Sunday, November 04, 2007

Writing Lessons About Potential Readers

My wife and I rented the movie Next last night. It is very good by the way, especially if you're a fan of Nicolas Cage. What struck me as interesting was the way we tend to watch movies. I sit down and remove all distractions. I watch the opening credits and let myself get into the feeling and the flow of the movie. I pay attention in order to soak in everything that the film maker was trying to present. My wife, on the other hand, messes about with some mail on the coffee table, clicks over to a couple of things on her laptop, gets up and walks into the kitchen for something to drink, you know, does everything except pay attention. This has been standard procedure for almost twenty years now.

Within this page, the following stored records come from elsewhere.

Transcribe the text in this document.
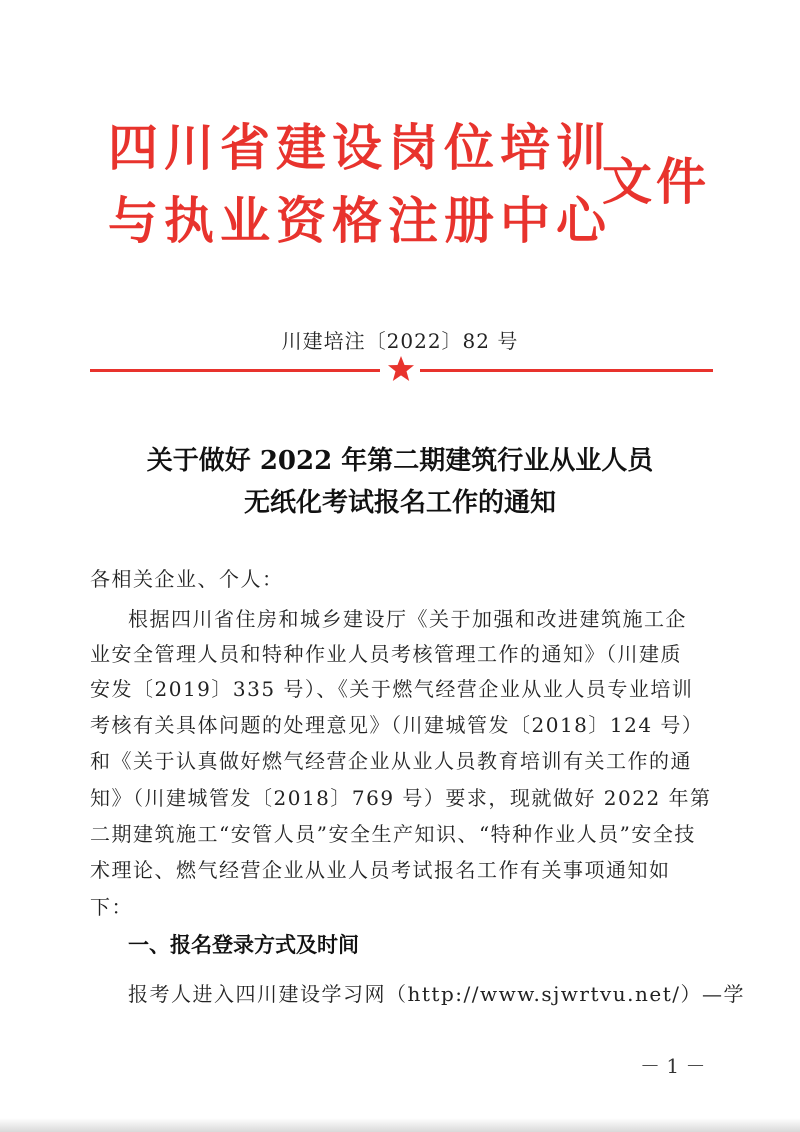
四川省建设岗位培训
与执业资格注册中心
文件
川建培注〔2022〕82 号
关于做好 2022 年第二期建筑行业从业人员
无纸化考试报名工作的通知
各相关企业、个人：
根据四川省住房和城乡建设厅《关于加强和改进建筑施工企
业安全管理人员和特种作业人员考核管理工作的通知》（川建质
安发〔2019〕335 号）、《关于燃气经营企业从业人员专业培训
考核有关具体问题的处理意见》（川建城管发〔2018〕124 号）
和《关于认真做好燃气经营企业从业人员教育培训有关工作的通
知》（川建城管发〔2018〕769 号）要求，现就做好 2022 年第
二期建筑施工“安管人员”安全生产知识、“特种作业人员”安全技
术理论、燃气经营企业从业人员考试报名工作有关事项通知如
下：
一、报名登录方式及时间
报考人进入四川建设学习网（http://www.sjwrtvu.net/）—学
－ 1 －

It struck me that there are people who read like this as well. While some will read with careful attention to your words, others will traipse through your prose like an unmedicated bipolar patient. Long, complicated sentences that are designed to evoke emotions from the depths of one's soul are probably lost on them. (My wife, however, is still more emotionally attuned than I am, so maybe this lesson just falls flat in her regard.) I suppose the thing to remember is that what you set up in Chapter 1 may have been glossed over and forgotten by the time we get to Chapter 10 so don't assume that your readers are following you. I'd advise sticking in a reminder or two along the way. Kind of like stopping the movie after an hour and saying, "No, he only sees two minutes into his own future."

2 comments:

Cherie said...

Yes, I can walk AND chew gum. At the same time even. I'm the mother of your four children, I've learned to multitask. Who said, "Yeah, I know he only sees ahead two minutes," when you went back to make sure I got it? Geez, it's an action movie after all (i.e. must make sense to the lowest common denominator), it's not like it wasn't repeated over two dozen bloody times in some fashion or another.

Jeff Draper said...

All right, all right, so I took a few liberties with the exact nature of the events in order to illustrate a larger point. You should be used to that by now.